Given the evidence obtained from the 14 studies included using adult participants, OST remains a strong candidate for consideration when treating adult-specific phobias of varying types. As with previous reviews, OST has been found to be superior to a variety of already established evidence-based treatments (Zlomke and Davis 2008). OST has demonstrated superiority to modeling (Öst et al. 1997b), self-exposure (Öst et al. 1991), various manualized interventions (Hellström and Öst 1995), and a variety of wait-list conditions (Thorpe and Salkovskis 1997). As a result, OST with adults currently merits probably efficacious status. The use of OST with adults has been studied numerous times; however, it awaits replication of its effects by additional researchers who also include additional treatment conditions for comparison (i.e., the effects have been replicated by other researchers, but only against wait-list control groups; see Tables 11.1 and 11.2) using adequately powered studies in instances where equivalence is found (Kazdin and Bass 1989). Even so, the sheer quantity of studies showing the effects of OST with adults is impressive.

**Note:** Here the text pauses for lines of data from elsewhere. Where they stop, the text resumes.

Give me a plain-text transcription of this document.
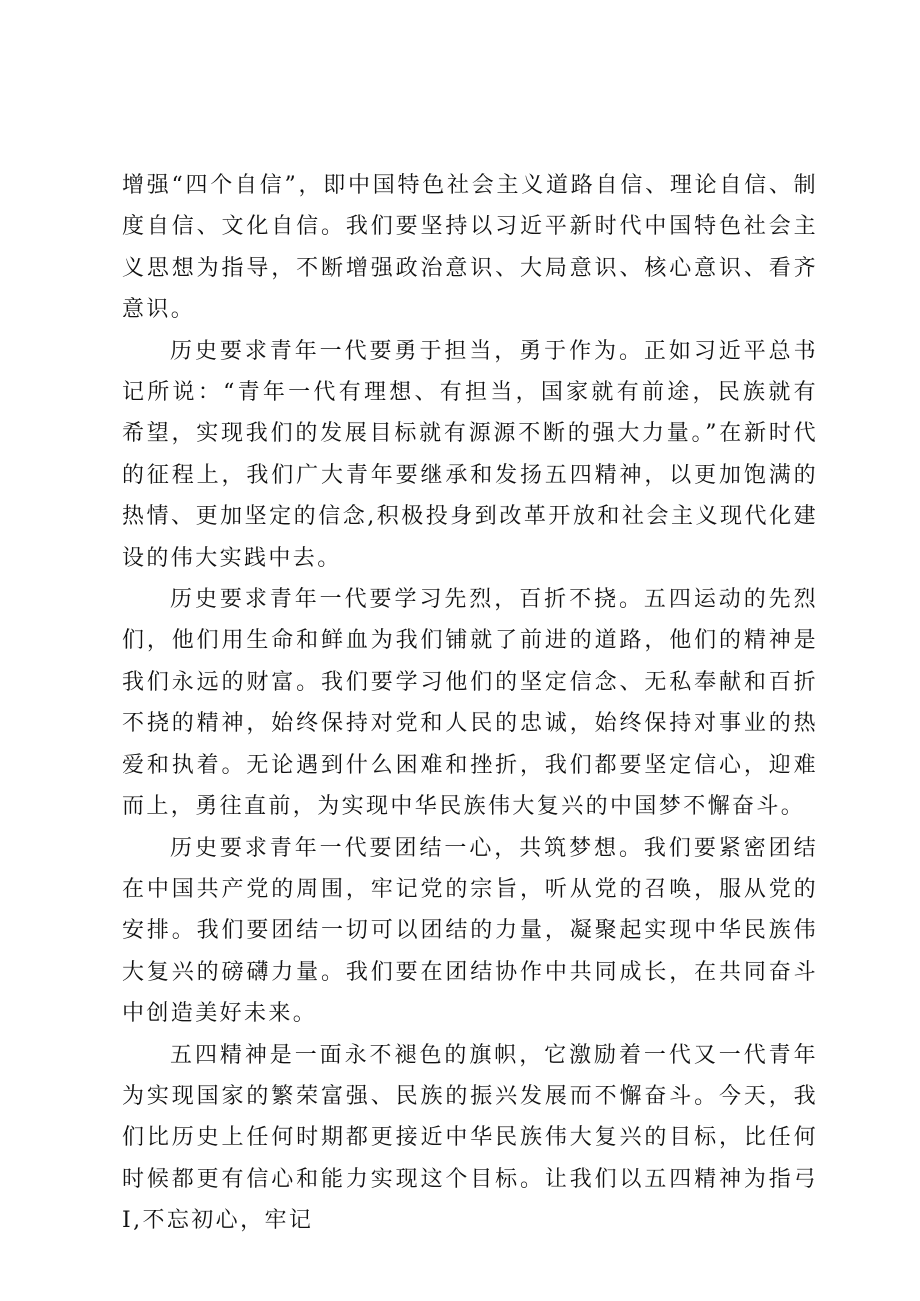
增强“四个自信”，即中国特色社会主义道路自信、理论自信、制度自信、文化自信。我们要坚持以习近平新时代中国特色社会主义思想为指导，不断增强政治意识、大局意识、核心意识、看齐意识。

历史要求青年一代要勇于担当，勇于作为。正如习近平总书记所说：“青年一代有理想、有担当，国家就有前途，民族就有希望，实现我们的发展目标就有源源不断的强大力量。”在新时代的征程上，我们广大青年要继承和发扬五四精神，以更加饱满的热情、更加坚定的信念,积极投身到改革开放和社会主义现代化建设的伟大实践中去。

历史要求青年一代要学习先烈，百折不挠。五四运动的先烈们，他们用生命和鲜血为我们铺就了前进的道路，他们的精神是我们永远的财富。我们要学习他们的坚定信念、无私奉献和百折不挠的精神，始终保持对党和人民的忠诚，始终保持对事业的热爱和执着。无论遇到什么困难和挫折，我们都要坚定信心，迎难而上，勇往直前，为实现中华民族伟大复兴的中国梦不懈奋斗。

历史要求青年一代要团结一心，共筑梦想。我们要紧密团结在中国共产党的周围，牢记党的宗旨，听从党的召唤，服从党的安排。我们要团结一切可以团结的力量，凝聚起实现中华民族伟大复兴的磅礴力量。我们要在团结协作中共同成长，在共同奋斗中创造美好未来。

五四精神是一面永不褪色的旗帜，它激励着一代又一代青年为实现国家的繁荣富强、民族的振兴发展而不懈奋斗。今天，我们比历史上任何时期都更接近中华民族伟大复兴的目标，比任何时候都更有信心和能力实现这个目标。让我们以五四精神为指弓I,不忘初心，牢记
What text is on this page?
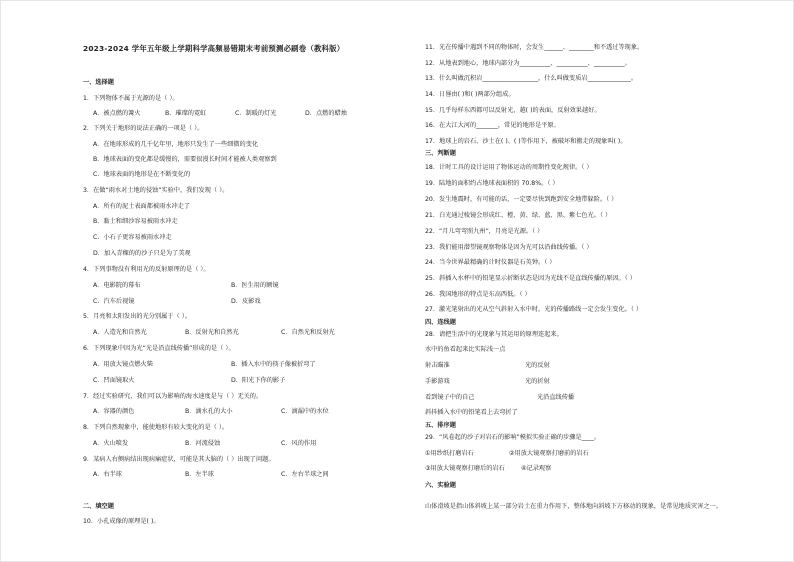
2023-2024 学年五年级上学期科学高频易错期末考前预测必刷卷（教科版）
一、选择题
1．下列物体不属于光源的是（ ）。
A．被点燃的篝火	B．璀璨的霓虹	C．制暖的灯光	D．点燃的蜡烛
2．下列关于地形的说法正确的一项是（ ）。
A．在地球形成的几千亿年里，地形只发生了一些细微的变化
B．地球表面的变化都是缓慢的，需要很漫长时间才能被人类观察到
C．地球表面的地形是在不断变化的
3．在做“雨水对土地的侵蚀”实验中，我们发现（ ）。
A．所有的泥土表面都被雨水冲走了
B．黏土和细沙容易被雨水冲走
C．小石子更容易被雨水冲走
D．加入青稞的的沙子只是为了美观
4．下列事物没有利用光的反射原理的是（ ）。
A．电影院的幕布	B．医生用的额镜
C．汽车后视镜	D．皮影戏
5．月亮和太阳发出的光分别属于（ ）。
A．人造光和自然光	B．反射光和自然光	C．自然光和反射光
6．下列现象中因为光“光是沿直线传播”形成的是（ ）。
A．用放大镜点燃火柴	B．插入水中的筷子像被折弯了
C．凹面镜取火	D．阳光下你的影子
7．经过实验研究，我们可以为影响的海水速度是与（ ）无关的。
A．容器的颜色	B．滴水孔的大小	C．滴漏中的水位
8．下列自然现象中，能使地形有较大变化的是（ ）。
A．火山喷发	B．河流侵蚀	C．风的作用
9．某病人右侧病结出现病痛症状，可能是其大脑的（ ）出现了问题。
A．右半球	B．左半球	C．左右半球之间
二、填空题
10．小孔成像的原理是( )。
11．光在传播中遇到不同的物体时，会发生______、________和不透过等现象。
12．从地表到地心，地球内部分为__________、__________、__________。
13．什么叫做沉积岩__________________，什么叫做变质岩______________。
14．日晷由( )和( )两部分组成。
15．几乎每样东西都可以反射光，越( )的表面，反射效果越好。
16．在大江大河的_______，常见的地形是平原。
17．地球上的岩石、沙土在( )、( )等作用下，被破坏和搬走的现象叫( )。
三、判断题
18．计时工具的设计运用了物体运动的周期性变化规律。（ ）
19．陆地的面积约占地球表面积的 70.8%。（ ）
20．发生地震时，有可能的话，一定要尽快到跑到安全地带躲险。（ ）
21．白光通过棱镜会形成红、橙、黄、绿、蓝、黑、紫七色光。（ ）
22．“月儿弯弯照九州”，月亮是光源。（ ）
23．我们能用潜望镜观察物体是因为光可以沿曲线传播。（ ）
24．当今世界最精确的计时仪器是石英钟。（ ）
25．斜插入水杯中的铅笔显示折断状态是因为光线不是直线传播的原因。（ ）
26．我国地形的特点是东高西低。（ ）
27．激光笔射出的光从空气斜射入水中时，光的传播路线一定会发生变化。（ ）
四、连线题
28．请把生活中的光现象与其运用的原理连起来。
水中的鱼看起来比实际浅一点
射击瞄准	光的反射
手影游戏	光的折射
看到镜子中的自己	光沿直线传播
斜抖插入水中的铅笔看上去弯折了
五、排序题
29．“风卷起的沙子对岩石的影响”模拟实验正确的步骤是____。
①用纱纸打磨岩石	②用放大镜观察打磨前的岩石
③用放大镜观察打磨后的岩石	④记录观察
六、实验题
山体滑坡是指山体斜坡上某一部分岩土在重力作用下，整体地向斜坡下方移动的现象，是常见地质灾害之一。
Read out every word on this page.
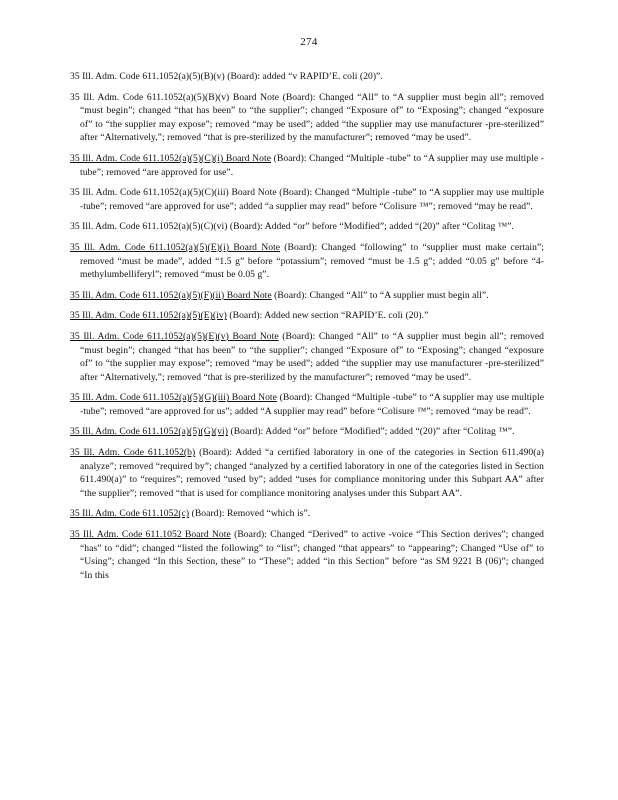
274

35 Ill. Adm. Code 611.1052(a)(5)(B)(v) (Board): added “v RAPID’E. coli (20)”.

35 Ill. Adm. Code 611.1052(a)(5)(B)(v) Board Note (Board): Changed “All” to “A supplier must begin all”; removed “must begin”; changed “that has been” to “the supplier”; changed “Exposure of” to “Exposing”; changed “exposure of” to “the supplier may expose”; removed “may be used”; added “the supplier may use manufacturer -pre-sterilized” after “Alternatively,”; removed “that is pre-sterilized by the manufacturer”; removed “may be used”.

35 Ill. Adm. Code 611.1052(a)(5)(C)(i) Board Note (Board): Changed “Multiple -tube” to “A supplier may use multiple -tube”; removed “are approved for use”.

35 Ill. Adm. Code 611.1052(a)(5)(C)(iii) Board Note (Board): Changed “Multiple -tube” to “A supplier may use multiple -tube”; removed “are approved for use”; added “a supplier may read” before “Colisure ™”; removed “may be read”.

35 Ill. Adm. Code 611.1052(a)(5)(C)(vi) (Board): Added “or” before “Modified”; added “(20)” after “Colitag ™”.

35 Ill. Adm. Code 611.1052(a)(5)(E)(i) Board Note (Board): Changed “following” to “supplier must make certain”; removed “must be made”, added “1.5 g” before “potassium”; removed “must be 1.5 g”; added “0.05 g” before “4-methylumbelliferyl”; removed “must be 0.05 g”.

35 Ill. Adm. Code 611.1052(a)(5)(F)(ii) Board Note (Board): Changed “All” to “A supplier must begin all”.

35 Ill. Adm. Code 611.1052(a)(5)(E)(iv) (Board): Added new section “RAPID’E. coli (20).”

35 Ill. Adm. Code 611.1052(a)(5)(E)(v) Board Note (Board): Changed “All” to “A supplier must begin all”; removed “must begin”; changed “that has been” to “the supplier”; changed “Exposure of” to “Exposing”; changed “exposure of” to “the supplier may expose”; removed “may be used”; added “the supplier may use manufacturer -pre-sterilized” after “Alternatively,”; removed “that is pre-sterilized by the manufacturer”; removed “may be used”.

35 Ill. Adm. Code 611.1052(a)(5)(G)(iii) Board Note (Board): Changed “Multiple -tube” to “A supplier may use multiple -tube”; removed “are approved for us”; added “A supplier may read” before “Colisure ™”; removed “may be read”.

35 Ill. Adm. Code 611.1052(a)(5)(G)(vi) (Board): Added “or” before “Modified”; added “(20)” after “Colitag ™”.

35 Ill. Adm. Code 611.1052(b) (Board): Added “a certified laboratory in one of the categories in Section 611.490(a) analyze”; removed “required by”; changed “analyzed by a certified laboratory in one of the categories listed in Section 611.490(a)” to “requires”; removed “used by”; added “uses for compliance monitoring under this Subpart AA” after “the supplier”; removed “that is used for compliance monitoring analyses under this Subpart AA”.

35 Ill. Adm. Code 611.1052(c) (Board): Removed “which is”.

35 Ill. Adm. Code 611.1052 Board Note (Board): Changed “Derived” to active -voice “This Section derives”; changed “has” to “did”; changed “listed the following” to “list”; changed “that appears” to “appearing”; Changed “Use of” to “Using”; changed “In this Section, these” to “These”; added “in this Section” before “as SM 9221 B (06)”; changed “In this
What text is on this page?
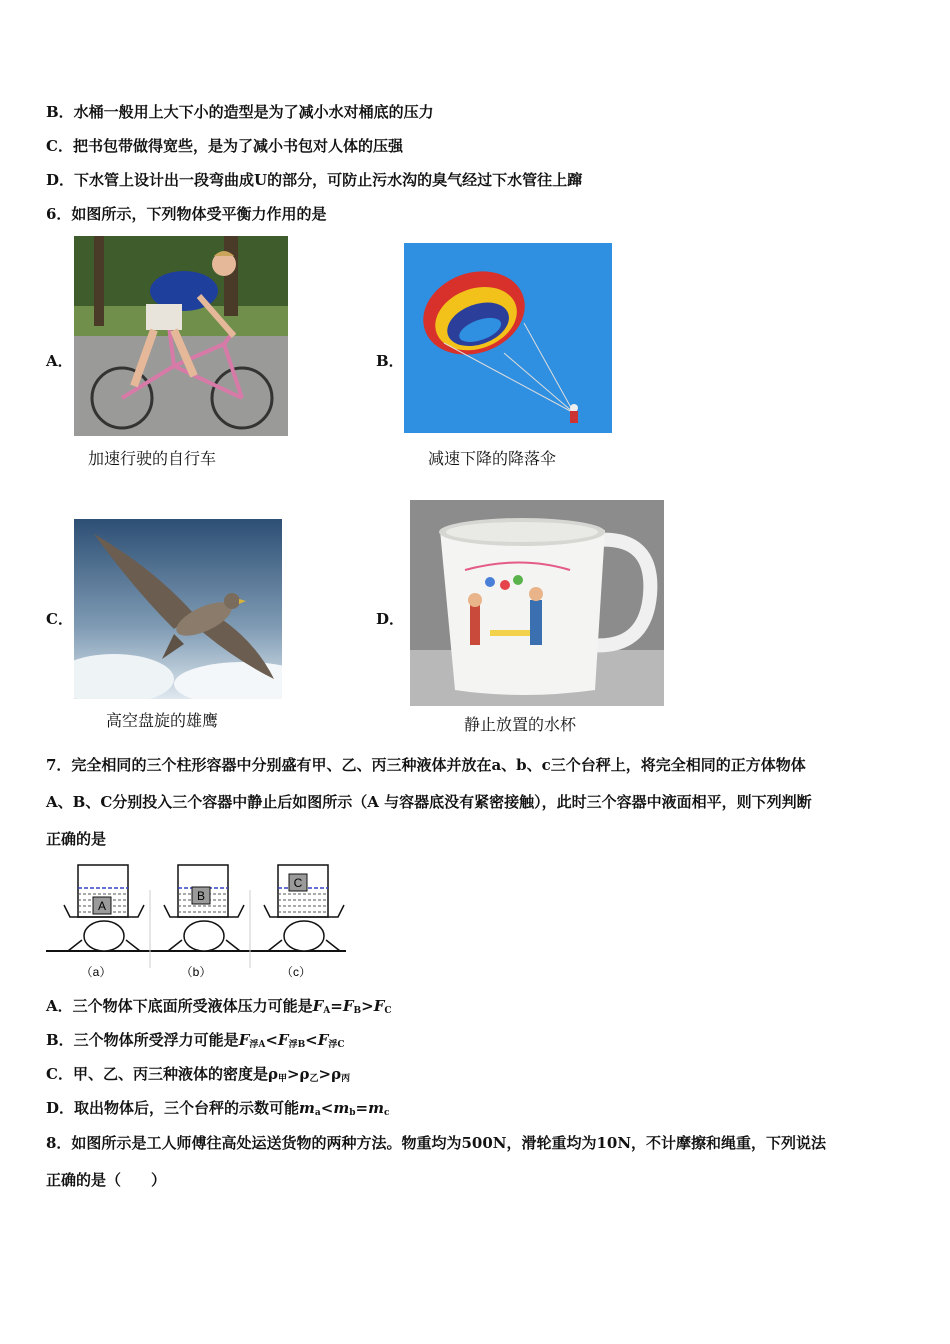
B．水桶一般用上大下小的造型是为了减小水对桶底的压力
C．把书包带做得宽些，是为了减小书包对人体的压强
D．下水管上设计出一段弯曲成U的部分，可防止污水沟的臭气经过下水管往上蹿
6．如图所示，下列物体受平衡力作用的是
A．
加速行驶的自行车
B．
减速下降的降落伞
C．
高空盘旋的雄鹰
D．
静止放置的水杯
7．完全相同的三个柱形容器中分别盛有甲、乙、丙三种液体并放在a、b、c三个台秤上，将完全相同的正方体物体
A、B、C分别投入三个容器中静止后如图所示（A 与容器底没有紧密接触），此时三个容器中液面相平，则下列判断
正确的是
A
B
C
（a）	（b）	（c）
A．三个物体下底面所受液体压力可能是$F_A=F_B>F_C$
B．三个物体所受浮力可能是$F_{浮A}<F_{浮B}<F_{浮C}$
C．甲、乙、丙三种液体的密度是$\rho_甲>\rho_乙>\rho_丙$
D．取出物体后，三个台秤的示数可能$m_a<m_b=m_c$
8．如图所示是工人师傅往高处运送货物的两种方法。物重均为500N，滑轮重均为10N，不计摩擦和绳重，下列说法
正确的是（　　）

As evidenced by the five aforementioned treatment studies (Flatt and King 2010; Muris et al. 1997; Muris et al. 1998; Öst et al. 2001b; Ollendick et al. 2009), OST merits well-established status when conducted with children and adolescents. The treatment was found to be superior to an alternative treatment in two studies by the same research team (Muris et al. 1997; 1998) as well as superior to a psychological placebo by a separate research team (Ollendick et al. 2009). It was also found to be superior to wait-list conditions in several studies (Flatt and King 2010; Öst et al. 2001b; Ollendick et al. 2009). Each of these studies was adequately powered, utilized a recognized protocol by Öst (e.g., Öst 1989) for OST, and specified participant characteristics. Therefore, using Task Force guidelines, OST may be considered well established for the treatment of specific phobias in children and adolescents. Based on the studies reviewed, OST has continued to demonstrate strong diagnostic and behavioral effects; however, as with similar reviews in the past (Davis and Ollendick 2005; Davis et al. 2011), more research is still needed to fully determine OST’s effects on the cognitive and physiological aspects of fear in children and adolescents.

Summary and Conclusions

OST is a massed exposure therapy for specific phobias that has developed a significant evidence base through decades of rigorous research. Overall, the use of OST to treat specific phobia has garnered strong support. In addition to meriting probably efficacious status with adults and well-established status with children and adolescents, OST can be considered probably efficacious when used in a group format as well (Zlomke and Davis 2008; see Table 11.2). Impressively, OST offers benefits similar to those seen with much larger doses of other therapies—even when compared with two to four times as much treatment (see Tables 11.1, 11.2, and 11.3). At the same time, the rates of clinical improvement remain high with adults, ranging from approximately 70 to more than 90% clinically improved (though varying by the outcome studied). Rates for clinical improvement with children have similarly ranged from approximately 50 to more than 90% (again varying by the outcome variables examined). OST has also been found to be widely accepted by adult patients and child patients (and their parents) alike. Finally, the research to date has provided a wide array of options when conducting OST to fit a given patient or circumstance. For example, there are currently protocols addressing the provision of OST in either individual or group formats, the possible inclusion of parents in treatment, the administration of treatment using technology and augmented reality, the use of the treatment with those having a developmental disorder (see Chap. 9), and the administration of maintenance and generalization programs.